Little Miss Laureate

UPDATED 12/06/1993 at 01:00 AM EST Originally published 12/06/1993 at 01:00 AM EST

IT IS SUNDAY NIGHT, AND THE AMATEUR poets have taken over the stage of the Kala Kala jazz club in Washington, declaiming about God, sex, race, alienation and existential horror. Then Margaret Westley-Williams, age 9, gets up and reads a poem about her cat:

Daysie is my
cat. White and black.
She hates other
cats. Why does she do that?
She can separate a mouse
Just like that.
She'll be out of here
Just like that.
She thinks she's all that.
When she's only
a cat.

Margaret, with her proud father standing nearby, gets the biggest applause of the night. In fact, Margaret has been the pint-size star of poetry night at the club in the artsy Adams-Morgan district ever since the beginning of October, when she took her first bow. "They loved her from the start," says owner Dominick Cardella. "And it's not just her age—she's young, but she's also good. She writes some wonderful poetry for her years."

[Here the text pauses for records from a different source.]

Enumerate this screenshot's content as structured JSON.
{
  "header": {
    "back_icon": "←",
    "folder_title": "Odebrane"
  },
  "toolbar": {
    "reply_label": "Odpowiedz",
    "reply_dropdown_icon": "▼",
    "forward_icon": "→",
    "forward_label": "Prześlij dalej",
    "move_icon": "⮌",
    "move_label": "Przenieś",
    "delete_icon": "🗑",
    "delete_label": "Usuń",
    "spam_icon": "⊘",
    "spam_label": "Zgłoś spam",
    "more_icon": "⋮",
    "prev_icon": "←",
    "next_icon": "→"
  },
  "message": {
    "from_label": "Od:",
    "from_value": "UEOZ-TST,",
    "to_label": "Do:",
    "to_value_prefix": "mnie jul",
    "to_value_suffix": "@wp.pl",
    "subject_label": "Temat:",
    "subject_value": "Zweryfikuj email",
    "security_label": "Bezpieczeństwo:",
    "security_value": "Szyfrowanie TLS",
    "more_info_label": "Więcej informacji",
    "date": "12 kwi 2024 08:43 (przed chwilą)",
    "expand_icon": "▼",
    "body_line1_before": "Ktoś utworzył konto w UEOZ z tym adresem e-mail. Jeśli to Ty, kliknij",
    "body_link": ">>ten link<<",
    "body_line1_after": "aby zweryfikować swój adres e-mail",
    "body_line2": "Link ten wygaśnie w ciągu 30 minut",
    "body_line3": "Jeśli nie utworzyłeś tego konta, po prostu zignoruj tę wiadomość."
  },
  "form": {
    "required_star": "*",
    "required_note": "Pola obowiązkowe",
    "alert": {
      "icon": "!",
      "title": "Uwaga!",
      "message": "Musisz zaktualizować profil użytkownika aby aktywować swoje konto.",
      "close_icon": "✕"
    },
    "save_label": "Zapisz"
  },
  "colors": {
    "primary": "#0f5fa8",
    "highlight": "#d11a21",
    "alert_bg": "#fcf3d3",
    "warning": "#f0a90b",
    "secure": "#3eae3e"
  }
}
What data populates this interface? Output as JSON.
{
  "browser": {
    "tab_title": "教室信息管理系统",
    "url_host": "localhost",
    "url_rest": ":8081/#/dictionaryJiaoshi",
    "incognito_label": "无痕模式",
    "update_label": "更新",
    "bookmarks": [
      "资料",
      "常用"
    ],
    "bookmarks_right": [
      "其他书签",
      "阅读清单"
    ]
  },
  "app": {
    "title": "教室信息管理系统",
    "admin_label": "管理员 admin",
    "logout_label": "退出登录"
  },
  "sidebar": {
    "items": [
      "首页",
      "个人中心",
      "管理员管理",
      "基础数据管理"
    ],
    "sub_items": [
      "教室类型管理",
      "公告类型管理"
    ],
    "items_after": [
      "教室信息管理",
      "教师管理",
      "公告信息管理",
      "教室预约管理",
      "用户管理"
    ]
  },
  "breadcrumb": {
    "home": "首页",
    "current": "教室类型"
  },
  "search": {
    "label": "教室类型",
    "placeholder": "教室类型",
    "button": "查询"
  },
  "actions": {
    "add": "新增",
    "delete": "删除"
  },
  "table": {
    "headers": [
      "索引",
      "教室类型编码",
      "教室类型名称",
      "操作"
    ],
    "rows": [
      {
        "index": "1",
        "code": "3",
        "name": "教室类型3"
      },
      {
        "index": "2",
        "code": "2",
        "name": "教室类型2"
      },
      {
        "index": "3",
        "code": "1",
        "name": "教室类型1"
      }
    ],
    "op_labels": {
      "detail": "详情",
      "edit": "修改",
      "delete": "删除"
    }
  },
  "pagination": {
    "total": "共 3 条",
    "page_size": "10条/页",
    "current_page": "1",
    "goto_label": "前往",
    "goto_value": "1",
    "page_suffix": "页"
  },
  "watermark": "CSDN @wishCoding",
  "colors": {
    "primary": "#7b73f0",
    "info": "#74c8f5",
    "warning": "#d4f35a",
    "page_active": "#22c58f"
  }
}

Margaret, a fourth grader at Shepherd Elementary School, became a public poet with the encouragement of her parents, Donald Williams, 50, a computer analyst and sometime stand-up comic, and Mary Westley, 42, a museum administrative assistant. "The point was to get her to express herself, to be creative," says Williams. But Westley adds: "It's not something we're pushing. It's something we're letting happen."

As for Margaret, art has its rewards. "I just like to read my poems," she says. "And besides, everyone is nice—and Chris the bartender brings me about 20 Shirley Temples."